Revellers attending the Glastonbury music festival this week are warned that a significant group of ticketless alligators have once again breached the perimeter fence of what will almost certainly be another mud bath. CCTV cameras have discovered up to 30 of the 12-13ft man-eaters sliding under the fence on Monday evening in preparation for Friday’s opening day.
With over 400,000 expected to attend the music event this weekend, scientists believe that the conditions could prove fatal. “You’ve got a potentially fatal cocktail here,” said Jess Monk of the London Zoological Society. “Thousands of left-leaning, middle-class drunkards, partying with one of Earth’s most savage man-eaters,” claimed Monk.
The reptiles – believed to be ancestors of some Bristol Zoo escapees from 1979 – have been identified on CCTV as North American Alligators; which can reach 13ft in length with a bodyweight of 400lb. “Once they have established a nest, they will start to take out stragglers, either savaging them there and then or take them back to a ‘killing place’,” Monk explained.

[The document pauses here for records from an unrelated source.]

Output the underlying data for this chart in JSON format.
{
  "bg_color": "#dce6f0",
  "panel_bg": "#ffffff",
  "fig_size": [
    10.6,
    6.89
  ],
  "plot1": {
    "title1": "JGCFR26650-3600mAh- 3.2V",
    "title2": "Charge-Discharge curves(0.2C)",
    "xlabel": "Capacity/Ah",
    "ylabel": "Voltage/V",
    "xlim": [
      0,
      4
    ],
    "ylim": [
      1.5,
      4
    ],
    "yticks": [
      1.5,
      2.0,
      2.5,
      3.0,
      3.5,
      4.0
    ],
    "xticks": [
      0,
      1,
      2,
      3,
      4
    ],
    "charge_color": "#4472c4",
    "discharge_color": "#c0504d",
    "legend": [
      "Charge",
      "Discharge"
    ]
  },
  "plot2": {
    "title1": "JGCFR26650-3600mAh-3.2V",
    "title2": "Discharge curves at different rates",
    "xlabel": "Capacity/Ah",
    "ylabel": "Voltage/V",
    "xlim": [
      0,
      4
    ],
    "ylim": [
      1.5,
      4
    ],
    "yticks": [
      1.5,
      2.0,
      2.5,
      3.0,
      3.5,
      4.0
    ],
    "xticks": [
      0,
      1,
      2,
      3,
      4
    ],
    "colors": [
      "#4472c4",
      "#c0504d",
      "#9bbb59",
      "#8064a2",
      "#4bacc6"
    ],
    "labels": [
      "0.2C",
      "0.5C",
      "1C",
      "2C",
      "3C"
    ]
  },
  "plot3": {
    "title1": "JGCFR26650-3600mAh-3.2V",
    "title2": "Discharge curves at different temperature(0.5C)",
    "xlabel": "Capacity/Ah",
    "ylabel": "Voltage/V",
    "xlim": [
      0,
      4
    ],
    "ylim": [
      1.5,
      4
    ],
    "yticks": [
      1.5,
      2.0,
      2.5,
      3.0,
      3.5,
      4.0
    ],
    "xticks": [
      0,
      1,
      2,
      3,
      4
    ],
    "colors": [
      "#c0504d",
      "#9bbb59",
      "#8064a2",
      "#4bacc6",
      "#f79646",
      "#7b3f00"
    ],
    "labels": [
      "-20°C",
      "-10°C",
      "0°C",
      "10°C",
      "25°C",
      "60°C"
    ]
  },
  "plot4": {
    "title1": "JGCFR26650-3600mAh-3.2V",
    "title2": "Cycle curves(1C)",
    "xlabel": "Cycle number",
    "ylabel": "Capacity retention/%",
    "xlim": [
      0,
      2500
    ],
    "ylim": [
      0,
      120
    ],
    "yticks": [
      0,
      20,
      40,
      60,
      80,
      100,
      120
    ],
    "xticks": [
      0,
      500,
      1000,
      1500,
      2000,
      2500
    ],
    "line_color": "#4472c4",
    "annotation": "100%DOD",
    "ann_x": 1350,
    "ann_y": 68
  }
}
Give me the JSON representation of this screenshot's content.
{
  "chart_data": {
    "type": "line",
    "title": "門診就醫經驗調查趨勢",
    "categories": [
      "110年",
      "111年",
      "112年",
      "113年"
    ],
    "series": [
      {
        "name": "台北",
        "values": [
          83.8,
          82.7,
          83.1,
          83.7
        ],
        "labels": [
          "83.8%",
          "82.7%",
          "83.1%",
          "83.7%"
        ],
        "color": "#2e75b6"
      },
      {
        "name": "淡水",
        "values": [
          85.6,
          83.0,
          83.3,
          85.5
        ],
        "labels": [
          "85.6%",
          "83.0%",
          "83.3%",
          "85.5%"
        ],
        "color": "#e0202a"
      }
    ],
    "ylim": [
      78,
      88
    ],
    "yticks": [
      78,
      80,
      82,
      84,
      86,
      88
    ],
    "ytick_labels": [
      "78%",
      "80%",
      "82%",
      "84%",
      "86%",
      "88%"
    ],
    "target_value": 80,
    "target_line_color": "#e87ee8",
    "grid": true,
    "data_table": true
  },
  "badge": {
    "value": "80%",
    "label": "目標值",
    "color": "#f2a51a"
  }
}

Festival organiser Michael Eavis tried to calm fears of a gator bloodbath yet wouldn’t sanction armed security guards. “With many animal rights campaigners attending the event, I am loathe to kill the animals unless absolutely necessary,” said Eavis. “If people are vigilante, and give the animals some space, they should back off with a swift rap around the snout.”
This isn’t the first time that giant reptiles have caused problems at the music festival, however, with now DJ George Lamb falling victim to three scaly assailants in 2010. Although the gators were far fewer in number than this year’s unwelcome guests, the former Radio 6 disc jockey represented a relatively high-profile scalp for the creatures, which also took down four unicyclists on the Sunday.
Lamb had left the VIP tent for a pee at around 10.30pm on the Saturday night, whilst carrying a wobbly paper tray of cold cuts that had almost certainly alerted his killers. Eye-witness Josh Loreal saw the gory attack, stating that Lamb was “torn apart like a pair of Levi’s”, by what were believed to be three adult males.
This year’s increased gator threat is being taken seriously by many of the acts, including Bono from U2, who has asked Eavis to place carefully-positioned snipers with night-vision capabilities around the festival site with a mandate to shoot on sight. “They lay low like cowards during the day, waiting for the cover of darkness,” Bono told a press conference, adding, “and then once the crowds are tired and tipsy, they strike. The key is to find the nest. Find the nest and you can wipe out the bloody lot of them.”